In your case I would try to change the least amount possible of the Fortran program. I would try to wedge the "pseudo-shell" from the Fortran code, e.g. making it its own module, and build an interface to that module. Like that you can use all of the original Fortran code and the modifications, bugfixes and updates from your peers, even in the future. The key is to not distance your code to far from the original/ mainstream because in scientific communities usually not everybody will agree with major changes to the source code and update their workflow or source code accordingly. Therefore future work from your peers might not be made in your version, but in the original source code and it would be your own responsibility to merge those changes into your version, which gets easier the less you change.
Using that interface you can work on your python shell and maybe even build a GUI for it without having to worry about changing anything in the original progam. This reduces the risk to introduce bugs or change the results of the original. Your Shell/ GUI would therefore work as a wrapper around the original program to simplify the workflow and remove inconsistencies. All the "intelligence" and utilities, like error & cross checking of the user-input, help pages, tutorials/ howto, etc. would be implemented in the Python wrapper, which would parse these inputs, translate them to the corresponding commands for your Fortran program, send them and wait for the results.
After you have simplified the usage of the program I would write some automatisation for the tests (setup + evaluation) to complete your utilities suite. Like that even somebody new to the program would be able to make changes to the code without having to worry about unknowingly changing the results. This should enable your tools to benefit the community which will attract new users and therefore encourage further development within the community.
Only as the last step I would replace the parts of the code using C with Fortran90+ methods to simplify the code. This is an extensive change of the codebase and needs a lot of tests to ensure EVERY possible combination of commands is checked and verified before and after the changes.
This method also has the benefit, that you could possibly make your interface/ GUI open source (you have to check the licence of your program of course) as long as it is seperable from the source code of the Fortran program. The Fortran - Python interface would have to be provided, or installed/ generated from source files when your interface is loaded using some simple build skript as seen in the first link of this post.
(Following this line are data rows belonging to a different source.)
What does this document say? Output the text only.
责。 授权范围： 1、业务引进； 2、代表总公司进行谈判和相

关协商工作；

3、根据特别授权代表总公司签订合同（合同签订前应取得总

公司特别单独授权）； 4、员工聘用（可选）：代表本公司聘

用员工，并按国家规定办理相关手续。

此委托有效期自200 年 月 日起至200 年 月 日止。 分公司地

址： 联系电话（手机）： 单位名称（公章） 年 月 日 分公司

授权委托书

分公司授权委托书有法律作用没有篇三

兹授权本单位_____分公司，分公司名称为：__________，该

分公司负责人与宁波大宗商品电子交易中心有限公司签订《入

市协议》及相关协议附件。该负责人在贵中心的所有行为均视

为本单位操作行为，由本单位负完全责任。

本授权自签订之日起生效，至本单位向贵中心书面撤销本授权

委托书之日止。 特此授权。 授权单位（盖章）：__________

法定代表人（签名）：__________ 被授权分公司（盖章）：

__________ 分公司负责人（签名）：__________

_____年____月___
For the manipulation of internal data I would write a seperate wrapper routine, that only handles the data interface. This should be done in Cython though to enable you to use allocatable arrays, etc. Because this interface would work with "pass-by-reference" you should be able to use the full collection of Python (numpy) tools to manipulate the arrays and data.
Background
I did something similar using our research code for helicopter rotordynamics. This is also a very old and large program written in Fortran77 (e.g. goto bonanza). The newer additions and modifications to the code are usually done in Fortran90/2003.
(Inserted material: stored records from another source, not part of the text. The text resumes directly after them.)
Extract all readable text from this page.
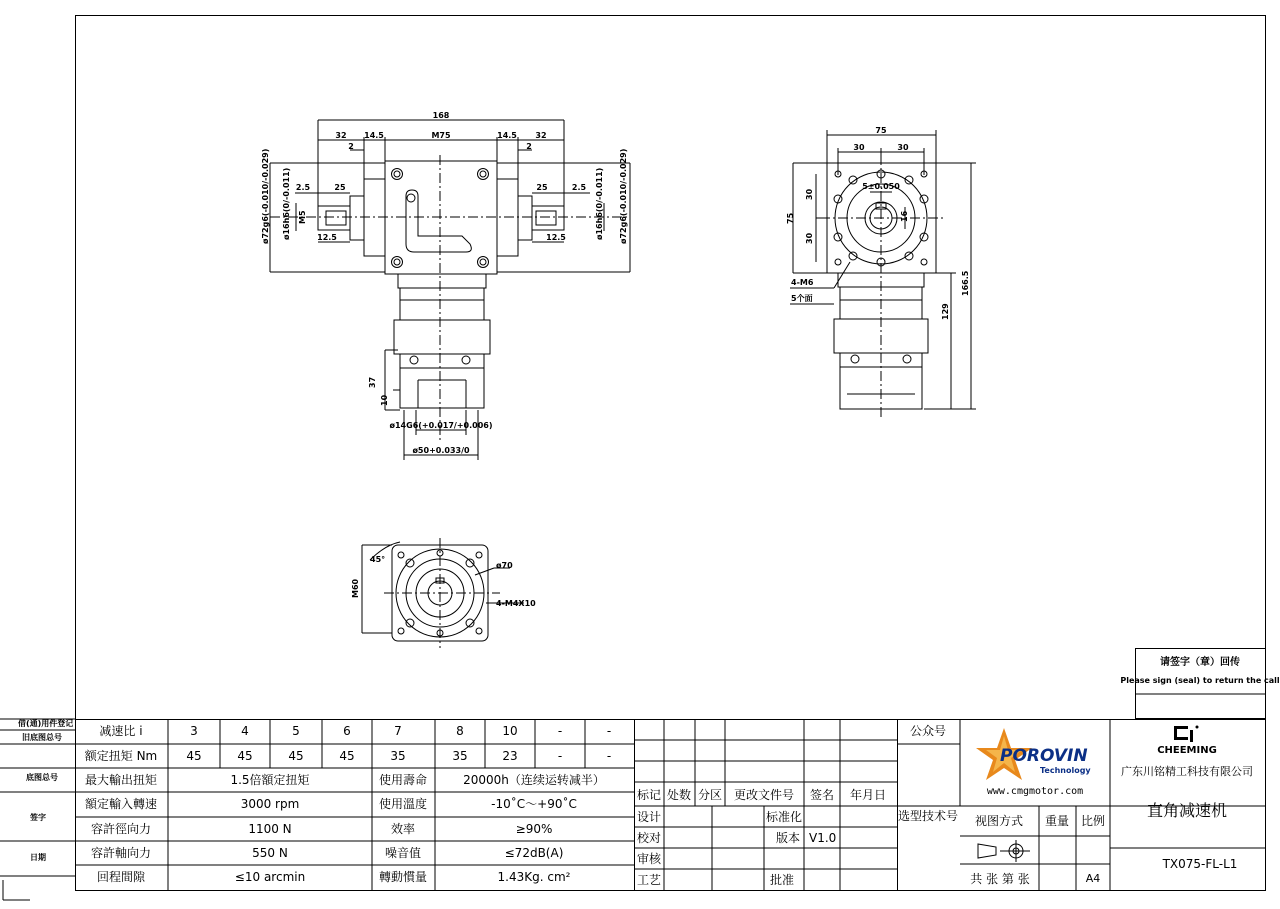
借(通)用件登记
旧底图总号
底图总号
签字
日期
168
32 14.5	M75	14.5 32
2	2
2.5	25	25	2.5
12.5	12.5
ø72g6(-0.010/-0.029) ø16h6(0/-0.011) M5	ø16h6(0/-0.011) ø72g6(-0.010/-0.029)
37
10
ø14G6(+0.017/+0.006)
ø50+0.033/0
75
30	30
5±0.050
16
30
75
30
4-M6
5个面
129
166.5
45°
M60
ø70
4-M4X10
请签字（章）回传
Please sign (seal) to return the call
减速比 i	3	4	5	6	7	8	10	-	-
额定扭矩 Nm 45	45	45	45	35	35	23	-	-
最大輸出扭矩	1.5倍額定扭矩	使用壽命	20000h（连续运转减半）
額定輸入轉速	3000 rpm	使用溫度	-10˚C～+90˚C
容許徑向力	1100 N	效率	≥90%
容許軸向力	550 N	噪音值	≤72dB(A)
回程間隙	≤10 arcmin	轉動慣量	1.43Kg. cm²
标记 处数 分区 更改文件号 签名 年月日
设计	标准化
校对	版本 V1.0
审核
工艺	批准
公众号
选型技术号
POROVIN
Technology
www.cmgmotor.com
CHEEMING
广东川铭精工科技有限公司
直角减速机
视图方式 重量 比例
共 张 第 张	A4
TX075-FL-L1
Using parts of this code (several subroutines & module files) I generated a python library to connect our GUI (Python & Qt) to the Fortran program; mainly for postprocessing of Fortran binary output files.
We want to use functions written in matlab in our new python application. We want to use ctypes because the user won't need matlab on his machine.
We are testing this method but can't get it to work. We lack c knowledge (and much more...).
This is our simple test matlab function:
function [ z ] = adding( x,y )
z = x + y;
end
We compiled this with matlab into a shared library .dll. In a python interpreter we have:
import ctypes
dl = ctypes.CDLL('adding.dll')
Now we are stuck because we can't find the command to access the function in matlab.
What should we do ?
Short answer - No.
You can not export code written in MATLAB as C in form of DLL and interface with it using ctypes on python side, so that you can afterwards expect a serious performance boost over usual communication via unix pipe (as in mlabwrapper).
The problem is that such DLL is dependent on MCR (matlab runtime). The DLL contains your source code in an obfuscated form. When you call exported function - the DLL is loaded, which then unpacks the source code, creates an instance of MATLAB (an interpreter) and communicates your code and its results with the MATLAB JIT. This functionality is called "MATLAB compiler toolbox". Alternatively, it can produce OS executables (that follow the same logic).
Rewrite in C/C++ (losing dependency on MATLAB)
If you are not lucky to code-generate your project as in here. Consider rewriting your code in plain C or using C++ libraries as IT++ or Armadillo.
There are many resources/tutorials available explaining how to use ctypes and call functions inside a dll. See for example this SO question.
If I remember correctly the matlab compiler should properly export all the functions from the dll so they should be accessible from ctypes. However, you will have to ensure the matlab libraries / runtime are in your library path when you try to load the dll. The matlab site has plenty of docs for this, see for example this tutorial.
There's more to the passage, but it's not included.